Absolute surplus value : Salt artık değer. Mutlak artı değer. Üretim koşulları aynı kaldığı halde emekçinin çalışma süresinin, yani toplumsal açıdan gerekli emek zamanının uzatılmasıyla elde edilen artık değer. krş. göreli artık değer. Mutlak artık değer.

İngilizce Surpluses Türkçe anlamı, Surpluses eş anlamlısı

Sözcükler, direkt olarak Surpluses ile ilgili eş anlamlı kelimeler olmayabilir. Kelime anlamı benzer olan sözcükler olabilirler.

Escalating : Çoğalan. Artma. Ağırlaştırıcı. Kötüleştirici.

Extra : Bir oyunun kalabalık sahnelerini doldurmak için kullanılan, bazen birkaç söz söyleyen, çoğu kez de konuşmayan kişi. Gereğinden fazla. Ekstra şey. İlave gazete. Ek. Özel baskı. Fazladan. Figüran. İlave edilen. Üstün.

Incremental : Artan maliyet. Marjinal. Kademeli. Büyümü ile ilgili. Artağan. Artımlı. Kar ile ilgili. Bir artma veya ilave durumu ile ilgili. Değişen.

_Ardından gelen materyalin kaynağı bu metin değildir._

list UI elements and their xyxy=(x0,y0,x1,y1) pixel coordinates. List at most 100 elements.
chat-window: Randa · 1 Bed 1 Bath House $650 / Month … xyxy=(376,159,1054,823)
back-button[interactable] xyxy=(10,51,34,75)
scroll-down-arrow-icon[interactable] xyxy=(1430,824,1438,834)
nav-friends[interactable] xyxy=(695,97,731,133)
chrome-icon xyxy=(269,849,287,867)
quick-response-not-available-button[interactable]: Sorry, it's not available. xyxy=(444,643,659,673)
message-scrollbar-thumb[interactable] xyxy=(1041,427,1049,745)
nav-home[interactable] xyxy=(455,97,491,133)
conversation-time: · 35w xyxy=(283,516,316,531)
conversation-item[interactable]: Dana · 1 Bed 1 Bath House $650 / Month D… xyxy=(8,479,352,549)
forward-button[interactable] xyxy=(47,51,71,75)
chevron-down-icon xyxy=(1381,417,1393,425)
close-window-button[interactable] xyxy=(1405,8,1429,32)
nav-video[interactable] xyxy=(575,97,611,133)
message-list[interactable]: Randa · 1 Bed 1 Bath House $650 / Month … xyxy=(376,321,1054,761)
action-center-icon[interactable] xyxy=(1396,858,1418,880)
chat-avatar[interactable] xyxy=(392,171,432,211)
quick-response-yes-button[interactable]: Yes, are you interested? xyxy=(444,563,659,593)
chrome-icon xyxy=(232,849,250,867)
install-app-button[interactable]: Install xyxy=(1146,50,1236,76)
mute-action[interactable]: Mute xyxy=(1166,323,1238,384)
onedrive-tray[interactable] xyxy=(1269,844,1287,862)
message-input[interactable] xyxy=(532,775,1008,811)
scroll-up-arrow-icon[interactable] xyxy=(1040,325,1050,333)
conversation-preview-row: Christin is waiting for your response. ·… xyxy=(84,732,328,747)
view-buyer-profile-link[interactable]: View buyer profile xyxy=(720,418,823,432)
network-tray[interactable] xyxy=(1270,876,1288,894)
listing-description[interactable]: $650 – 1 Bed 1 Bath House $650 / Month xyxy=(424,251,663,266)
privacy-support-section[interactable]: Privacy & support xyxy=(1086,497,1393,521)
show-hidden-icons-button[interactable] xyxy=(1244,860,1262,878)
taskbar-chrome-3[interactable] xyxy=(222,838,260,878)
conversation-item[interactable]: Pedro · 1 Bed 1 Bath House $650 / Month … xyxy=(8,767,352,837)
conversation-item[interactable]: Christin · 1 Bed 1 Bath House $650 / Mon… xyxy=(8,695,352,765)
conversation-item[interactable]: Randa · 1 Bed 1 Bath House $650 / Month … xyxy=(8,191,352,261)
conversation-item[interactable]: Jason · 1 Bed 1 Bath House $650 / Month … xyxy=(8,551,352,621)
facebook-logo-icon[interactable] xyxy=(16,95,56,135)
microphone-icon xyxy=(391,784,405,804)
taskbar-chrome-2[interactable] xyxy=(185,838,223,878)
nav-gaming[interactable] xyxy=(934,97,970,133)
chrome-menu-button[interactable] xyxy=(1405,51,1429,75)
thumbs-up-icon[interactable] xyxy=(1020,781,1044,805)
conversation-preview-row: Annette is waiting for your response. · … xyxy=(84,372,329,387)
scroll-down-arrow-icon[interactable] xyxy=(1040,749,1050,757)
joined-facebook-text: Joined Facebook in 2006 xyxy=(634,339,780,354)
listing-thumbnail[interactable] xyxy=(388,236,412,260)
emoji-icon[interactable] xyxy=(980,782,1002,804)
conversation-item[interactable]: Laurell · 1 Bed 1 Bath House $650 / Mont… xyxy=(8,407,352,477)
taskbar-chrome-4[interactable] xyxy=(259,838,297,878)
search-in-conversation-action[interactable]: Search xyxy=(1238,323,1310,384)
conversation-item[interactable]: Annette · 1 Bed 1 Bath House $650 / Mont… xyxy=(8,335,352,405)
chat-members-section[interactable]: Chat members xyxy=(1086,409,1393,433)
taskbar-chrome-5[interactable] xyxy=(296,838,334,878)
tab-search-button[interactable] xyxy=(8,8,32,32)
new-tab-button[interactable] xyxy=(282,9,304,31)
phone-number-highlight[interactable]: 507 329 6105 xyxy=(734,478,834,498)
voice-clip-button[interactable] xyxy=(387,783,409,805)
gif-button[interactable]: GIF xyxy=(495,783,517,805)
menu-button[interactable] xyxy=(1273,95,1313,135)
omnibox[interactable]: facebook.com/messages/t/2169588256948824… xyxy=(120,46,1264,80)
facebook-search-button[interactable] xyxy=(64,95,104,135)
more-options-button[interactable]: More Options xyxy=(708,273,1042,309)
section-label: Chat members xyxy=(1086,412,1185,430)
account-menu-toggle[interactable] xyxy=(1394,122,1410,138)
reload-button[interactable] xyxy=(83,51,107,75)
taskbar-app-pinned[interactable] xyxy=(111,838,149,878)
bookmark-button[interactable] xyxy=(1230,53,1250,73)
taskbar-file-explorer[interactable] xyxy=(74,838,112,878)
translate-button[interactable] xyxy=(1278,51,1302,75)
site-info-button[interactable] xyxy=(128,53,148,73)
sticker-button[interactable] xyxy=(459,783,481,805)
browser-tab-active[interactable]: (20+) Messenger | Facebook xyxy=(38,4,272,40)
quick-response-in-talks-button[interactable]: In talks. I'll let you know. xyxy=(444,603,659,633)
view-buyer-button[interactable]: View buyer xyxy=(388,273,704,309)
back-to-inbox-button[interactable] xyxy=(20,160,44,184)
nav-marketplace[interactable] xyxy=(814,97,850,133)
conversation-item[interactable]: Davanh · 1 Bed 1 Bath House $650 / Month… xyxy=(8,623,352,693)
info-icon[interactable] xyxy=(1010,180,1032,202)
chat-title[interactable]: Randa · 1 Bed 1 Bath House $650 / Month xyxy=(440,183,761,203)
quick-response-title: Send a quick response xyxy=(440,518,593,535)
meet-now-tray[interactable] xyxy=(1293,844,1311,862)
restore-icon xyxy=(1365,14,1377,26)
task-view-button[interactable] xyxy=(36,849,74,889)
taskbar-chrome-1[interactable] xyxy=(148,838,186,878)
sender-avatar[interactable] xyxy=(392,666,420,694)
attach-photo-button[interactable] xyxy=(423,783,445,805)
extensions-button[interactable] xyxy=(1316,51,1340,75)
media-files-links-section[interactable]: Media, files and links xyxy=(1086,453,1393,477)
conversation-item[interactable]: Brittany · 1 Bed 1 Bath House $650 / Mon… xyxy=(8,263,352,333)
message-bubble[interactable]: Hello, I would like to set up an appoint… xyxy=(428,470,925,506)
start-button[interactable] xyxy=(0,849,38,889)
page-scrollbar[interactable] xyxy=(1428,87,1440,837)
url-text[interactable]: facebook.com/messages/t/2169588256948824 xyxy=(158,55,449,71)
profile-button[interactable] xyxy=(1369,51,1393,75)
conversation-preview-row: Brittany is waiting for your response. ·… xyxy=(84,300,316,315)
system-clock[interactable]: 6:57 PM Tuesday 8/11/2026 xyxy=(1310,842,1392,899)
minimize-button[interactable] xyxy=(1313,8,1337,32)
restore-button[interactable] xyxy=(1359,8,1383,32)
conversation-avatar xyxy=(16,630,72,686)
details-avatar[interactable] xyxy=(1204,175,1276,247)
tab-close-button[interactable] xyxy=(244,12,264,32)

Surplusage : Mübalağa. Fazla kısım. Gereksiz iddia ve savunmalar. Artan miktar. Dava ile ilgisiz iddia. Artık. Aşan şey.

Considerable : Dikkate değer. Epey. Hayli. Hatırı sayılır ölçüde. Kayda değer. Oldukça. Hatırı sayılır. Kaydadeğer. Önemli. Hatırı sayılır derecede.

Chuffing : Çok. Lanet. Lanet olasıca. İntizamsız yanış. Kesikli yanma. Gürültülü yanış.

Unneeded : Lüzumsuz. Gereksiz.

Heartily : İyi niyetle. İştahla. Çok. Fazlasıyla. Gayretle. Candan. İstekle. Aşırı derecede. Cesaretle.

Incrementing : Gelir. Artma. Artış. Artırma. Kazanç. Artım. Artış aralığı. Arttırma. Zam.

Exorbitance : İleri gitme. Aşırılık. Haddini aşma. İfrat. Fahişlik.

 

Surpluses synonyms : overmuchness, unnecessary, supererogatory, excesses, more, odd, excrescences, excrescence, superabundance, ascending, escalatory, increment, margining, detrop, odder, increasing, supernumerary, spare, augmenting, de trop, interloper, oddest, excessive, superfluous, overabundance, fulsomeness, excessiveness, extravagantness, excess, margin, nimiety, accelerating, overmuch.

Surpluses zıt anlamlı kelimeler, Surpluses kelime anlamı

Necessary : Vacip. Gerek. Lüzumlu. Lazım. Muhakkak. Kaçınılmaz. Lazım olan. Gerekli. Gereken. Vazgeçilmez.